Examples for English

There are many types of consonant, but what all have in common is that they obstruct the flow of air through the vocal tract. Some do this a lot, some not very much: those which make the maximum obstruction (i.e. PLOSIVES, which form a complete stoppage of the airstream) are the most consonantal, e.g.:

 

  <bat> /bæt/   <keep> /kiːp/

NASAL consonants result in complete stoppage of the oral cavity but are less obstructive than plosives since air is allowed to escape through the nose, e.g.:

<man> /mæn/ <name> /neɪm/

FRICATIVES make a considerable obstruction to the flow of air, but not a total closure, e.g.:

  <sheaf> /ʃiːf/   <south> /saʊθ/

The class of sounds called APPROXIMANTS comprises sounds which make very little obstruction of the flow of air.

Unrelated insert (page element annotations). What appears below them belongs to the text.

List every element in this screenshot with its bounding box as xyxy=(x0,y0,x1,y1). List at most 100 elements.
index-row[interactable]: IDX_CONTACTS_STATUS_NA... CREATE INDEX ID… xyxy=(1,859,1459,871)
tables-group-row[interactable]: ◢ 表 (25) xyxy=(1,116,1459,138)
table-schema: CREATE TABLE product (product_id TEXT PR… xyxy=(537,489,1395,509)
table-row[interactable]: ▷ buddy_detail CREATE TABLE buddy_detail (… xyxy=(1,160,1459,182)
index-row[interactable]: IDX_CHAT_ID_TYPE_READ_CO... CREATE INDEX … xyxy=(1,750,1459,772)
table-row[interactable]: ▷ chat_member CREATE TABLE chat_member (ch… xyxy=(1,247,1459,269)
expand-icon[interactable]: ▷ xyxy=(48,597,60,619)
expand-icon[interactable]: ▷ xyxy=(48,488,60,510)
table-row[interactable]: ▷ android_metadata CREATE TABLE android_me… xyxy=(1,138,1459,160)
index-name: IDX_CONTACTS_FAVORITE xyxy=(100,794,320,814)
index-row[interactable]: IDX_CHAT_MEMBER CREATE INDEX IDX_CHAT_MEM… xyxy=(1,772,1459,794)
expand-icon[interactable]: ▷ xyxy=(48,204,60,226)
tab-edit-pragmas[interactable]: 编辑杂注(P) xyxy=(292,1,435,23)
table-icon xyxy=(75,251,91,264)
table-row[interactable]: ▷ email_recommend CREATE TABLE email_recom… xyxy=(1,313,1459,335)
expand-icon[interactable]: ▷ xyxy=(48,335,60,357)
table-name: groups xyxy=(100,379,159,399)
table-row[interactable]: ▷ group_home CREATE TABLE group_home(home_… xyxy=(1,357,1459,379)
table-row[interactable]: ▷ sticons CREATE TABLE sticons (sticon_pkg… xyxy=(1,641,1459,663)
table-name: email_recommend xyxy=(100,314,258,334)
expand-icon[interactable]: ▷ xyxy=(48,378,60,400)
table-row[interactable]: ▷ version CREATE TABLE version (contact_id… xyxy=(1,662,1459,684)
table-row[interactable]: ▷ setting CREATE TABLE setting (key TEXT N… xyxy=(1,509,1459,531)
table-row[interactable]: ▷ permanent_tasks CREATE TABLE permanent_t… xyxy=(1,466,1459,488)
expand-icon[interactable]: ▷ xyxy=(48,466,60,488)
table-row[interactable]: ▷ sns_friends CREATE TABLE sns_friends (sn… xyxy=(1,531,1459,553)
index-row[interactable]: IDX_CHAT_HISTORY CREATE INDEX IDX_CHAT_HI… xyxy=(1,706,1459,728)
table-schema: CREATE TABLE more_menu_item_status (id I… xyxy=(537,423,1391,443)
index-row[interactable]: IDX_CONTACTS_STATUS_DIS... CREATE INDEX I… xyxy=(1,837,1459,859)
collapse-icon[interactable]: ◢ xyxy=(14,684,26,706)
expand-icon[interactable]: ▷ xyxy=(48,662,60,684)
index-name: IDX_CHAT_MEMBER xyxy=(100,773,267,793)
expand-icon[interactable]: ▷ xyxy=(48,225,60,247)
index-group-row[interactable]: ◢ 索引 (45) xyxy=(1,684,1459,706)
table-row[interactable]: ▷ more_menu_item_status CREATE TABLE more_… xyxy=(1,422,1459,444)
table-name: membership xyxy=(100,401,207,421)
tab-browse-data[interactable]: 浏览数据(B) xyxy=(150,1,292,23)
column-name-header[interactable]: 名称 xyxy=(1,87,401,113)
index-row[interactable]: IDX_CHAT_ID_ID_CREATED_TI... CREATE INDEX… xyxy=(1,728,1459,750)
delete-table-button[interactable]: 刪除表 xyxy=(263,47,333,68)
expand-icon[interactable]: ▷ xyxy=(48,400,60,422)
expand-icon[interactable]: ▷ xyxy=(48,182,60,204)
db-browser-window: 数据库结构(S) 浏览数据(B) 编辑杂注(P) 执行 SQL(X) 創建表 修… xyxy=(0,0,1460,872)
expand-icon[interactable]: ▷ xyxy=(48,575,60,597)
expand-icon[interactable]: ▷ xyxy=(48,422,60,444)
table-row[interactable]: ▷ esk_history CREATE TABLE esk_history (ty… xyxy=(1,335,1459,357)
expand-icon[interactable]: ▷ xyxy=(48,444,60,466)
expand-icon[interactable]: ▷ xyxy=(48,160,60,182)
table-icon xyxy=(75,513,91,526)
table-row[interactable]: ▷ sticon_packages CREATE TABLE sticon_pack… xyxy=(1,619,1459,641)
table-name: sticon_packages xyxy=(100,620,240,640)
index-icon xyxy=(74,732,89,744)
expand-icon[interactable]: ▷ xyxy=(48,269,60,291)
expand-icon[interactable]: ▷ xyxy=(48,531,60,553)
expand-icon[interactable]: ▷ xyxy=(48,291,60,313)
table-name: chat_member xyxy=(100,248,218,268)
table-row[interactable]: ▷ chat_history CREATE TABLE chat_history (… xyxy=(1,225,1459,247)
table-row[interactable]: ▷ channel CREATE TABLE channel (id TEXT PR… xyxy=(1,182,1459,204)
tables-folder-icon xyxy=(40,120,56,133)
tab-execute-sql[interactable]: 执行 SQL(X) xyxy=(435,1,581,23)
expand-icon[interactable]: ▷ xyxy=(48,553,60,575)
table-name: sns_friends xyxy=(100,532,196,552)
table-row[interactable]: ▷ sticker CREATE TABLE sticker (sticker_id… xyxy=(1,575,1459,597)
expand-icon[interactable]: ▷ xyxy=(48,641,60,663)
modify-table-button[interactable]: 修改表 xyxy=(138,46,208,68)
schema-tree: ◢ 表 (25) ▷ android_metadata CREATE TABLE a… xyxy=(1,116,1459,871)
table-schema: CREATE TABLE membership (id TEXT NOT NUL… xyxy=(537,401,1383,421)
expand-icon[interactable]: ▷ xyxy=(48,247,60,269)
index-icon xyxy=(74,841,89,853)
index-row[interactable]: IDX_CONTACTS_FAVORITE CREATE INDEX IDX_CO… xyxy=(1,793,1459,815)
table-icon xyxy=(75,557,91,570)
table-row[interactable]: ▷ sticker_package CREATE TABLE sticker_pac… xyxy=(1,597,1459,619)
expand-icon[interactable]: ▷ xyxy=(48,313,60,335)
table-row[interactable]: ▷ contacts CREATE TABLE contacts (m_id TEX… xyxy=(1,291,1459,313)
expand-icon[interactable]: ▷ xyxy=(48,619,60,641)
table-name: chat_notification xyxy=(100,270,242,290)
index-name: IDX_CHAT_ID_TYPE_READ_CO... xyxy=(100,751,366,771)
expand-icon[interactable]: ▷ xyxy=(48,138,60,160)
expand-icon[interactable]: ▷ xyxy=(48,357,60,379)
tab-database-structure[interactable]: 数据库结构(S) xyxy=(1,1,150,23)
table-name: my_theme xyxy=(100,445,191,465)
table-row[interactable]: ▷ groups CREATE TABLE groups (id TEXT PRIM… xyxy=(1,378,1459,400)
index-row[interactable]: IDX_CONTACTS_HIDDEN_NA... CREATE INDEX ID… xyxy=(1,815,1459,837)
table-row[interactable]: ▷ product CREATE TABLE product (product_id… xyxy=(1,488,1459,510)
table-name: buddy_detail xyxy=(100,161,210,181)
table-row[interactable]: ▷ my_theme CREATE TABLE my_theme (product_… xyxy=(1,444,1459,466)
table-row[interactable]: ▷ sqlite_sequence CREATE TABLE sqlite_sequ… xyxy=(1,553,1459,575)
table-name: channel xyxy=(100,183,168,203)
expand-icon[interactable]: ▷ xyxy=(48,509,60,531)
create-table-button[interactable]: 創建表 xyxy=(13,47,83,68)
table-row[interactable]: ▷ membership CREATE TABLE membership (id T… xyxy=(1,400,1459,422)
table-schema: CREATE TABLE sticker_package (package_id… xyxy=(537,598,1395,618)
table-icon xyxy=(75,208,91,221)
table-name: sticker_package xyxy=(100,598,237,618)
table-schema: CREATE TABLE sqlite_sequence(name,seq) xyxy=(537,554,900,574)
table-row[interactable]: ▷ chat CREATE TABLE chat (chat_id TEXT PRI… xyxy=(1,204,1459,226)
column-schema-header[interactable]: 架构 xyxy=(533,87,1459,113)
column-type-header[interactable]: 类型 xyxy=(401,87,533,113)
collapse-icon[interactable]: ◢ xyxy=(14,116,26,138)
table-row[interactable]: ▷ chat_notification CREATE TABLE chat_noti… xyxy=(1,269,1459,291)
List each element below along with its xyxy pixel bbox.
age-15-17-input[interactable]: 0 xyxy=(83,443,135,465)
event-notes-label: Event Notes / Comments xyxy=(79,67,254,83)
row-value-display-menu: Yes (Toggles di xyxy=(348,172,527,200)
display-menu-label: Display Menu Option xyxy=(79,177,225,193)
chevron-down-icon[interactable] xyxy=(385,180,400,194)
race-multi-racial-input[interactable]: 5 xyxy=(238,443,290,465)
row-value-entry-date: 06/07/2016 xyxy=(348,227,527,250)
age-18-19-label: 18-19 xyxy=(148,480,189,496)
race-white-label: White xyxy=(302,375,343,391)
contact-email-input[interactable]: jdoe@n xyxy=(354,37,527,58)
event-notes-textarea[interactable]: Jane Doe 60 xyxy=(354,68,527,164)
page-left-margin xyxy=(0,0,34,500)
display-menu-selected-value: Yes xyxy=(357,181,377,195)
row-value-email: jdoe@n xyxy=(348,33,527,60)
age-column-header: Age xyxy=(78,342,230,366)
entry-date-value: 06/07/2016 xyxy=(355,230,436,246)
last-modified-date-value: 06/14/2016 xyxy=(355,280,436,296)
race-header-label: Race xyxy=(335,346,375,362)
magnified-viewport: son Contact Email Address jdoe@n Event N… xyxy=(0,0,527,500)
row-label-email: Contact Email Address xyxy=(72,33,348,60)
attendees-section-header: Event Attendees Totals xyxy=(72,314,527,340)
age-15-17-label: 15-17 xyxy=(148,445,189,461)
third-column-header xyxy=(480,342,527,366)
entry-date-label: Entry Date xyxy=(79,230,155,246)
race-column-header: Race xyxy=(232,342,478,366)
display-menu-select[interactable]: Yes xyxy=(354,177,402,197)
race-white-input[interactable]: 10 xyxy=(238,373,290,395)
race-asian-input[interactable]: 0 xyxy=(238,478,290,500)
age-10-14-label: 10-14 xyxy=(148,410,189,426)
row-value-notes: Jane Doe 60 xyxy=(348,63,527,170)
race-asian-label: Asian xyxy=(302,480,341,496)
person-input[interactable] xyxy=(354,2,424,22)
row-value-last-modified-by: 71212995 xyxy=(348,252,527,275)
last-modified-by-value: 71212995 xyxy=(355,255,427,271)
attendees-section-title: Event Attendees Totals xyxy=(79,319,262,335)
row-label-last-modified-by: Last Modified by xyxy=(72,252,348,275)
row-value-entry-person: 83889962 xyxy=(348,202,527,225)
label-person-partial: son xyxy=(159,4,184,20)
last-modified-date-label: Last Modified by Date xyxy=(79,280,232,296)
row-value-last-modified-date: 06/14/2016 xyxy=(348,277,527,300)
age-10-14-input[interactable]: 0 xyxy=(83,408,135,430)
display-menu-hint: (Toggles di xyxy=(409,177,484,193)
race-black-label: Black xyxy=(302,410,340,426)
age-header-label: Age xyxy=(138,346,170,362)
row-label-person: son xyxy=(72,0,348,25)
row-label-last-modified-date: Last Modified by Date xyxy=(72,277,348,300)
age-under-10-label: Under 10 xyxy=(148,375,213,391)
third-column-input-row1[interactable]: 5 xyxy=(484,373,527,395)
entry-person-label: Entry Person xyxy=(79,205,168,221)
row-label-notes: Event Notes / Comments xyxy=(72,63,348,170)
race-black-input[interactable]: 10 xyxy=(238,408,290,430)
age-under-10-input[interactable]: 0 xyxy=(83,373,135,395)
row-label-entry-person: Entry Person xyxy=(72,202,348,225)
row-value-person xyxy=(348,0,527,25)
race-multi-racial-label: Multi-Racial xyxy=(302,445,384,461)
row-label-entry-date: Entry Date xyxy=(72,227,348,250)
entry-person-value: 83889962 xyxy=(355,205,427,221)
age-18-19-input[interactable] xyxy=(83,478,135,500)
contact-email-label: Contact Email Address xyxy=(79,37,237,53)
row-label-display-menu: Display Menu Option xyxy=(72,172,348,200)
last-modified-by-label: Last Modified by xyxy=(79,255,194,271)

The post-alveolar approximant that is the usual pronunciation of /r/ in BBC English involves no contact between the tongue and the palate, e.g.:

  <red> /red/ [ɹed]   <arrive> /əˈraɪv/ [əˈɹaɪv]

LATERAL approximants obstructs the flow of air only in the centre of the mouth, not at the sides, so obstruction is slight, e.g.:

  <lull> /lʌl/

Other sounds classed as approximants make so little obstruction to the flow of air that they could almost be thought to be vowels if they were in a different context. These are sometimes referred to as 'semi-vowels', e.g.:

  <you> /juː/   <woo> /wuː/

Finally, AFFRICATES begin as plosives and are released as fricatives, with no intervening gap, e.g.:

  <church> /ʧɜːʧ/(us)/ʧɝːʧ/   <judge> /ʤʌʤ/

The above explanation is based on phonetic criteria. An alternative approach is to look at the phonological characteristics of consonants: for example, consonants are typically found at the beginning (UKT: ONSET) and end (UKT: CODA) of syllables while vowels are typically found in the middle.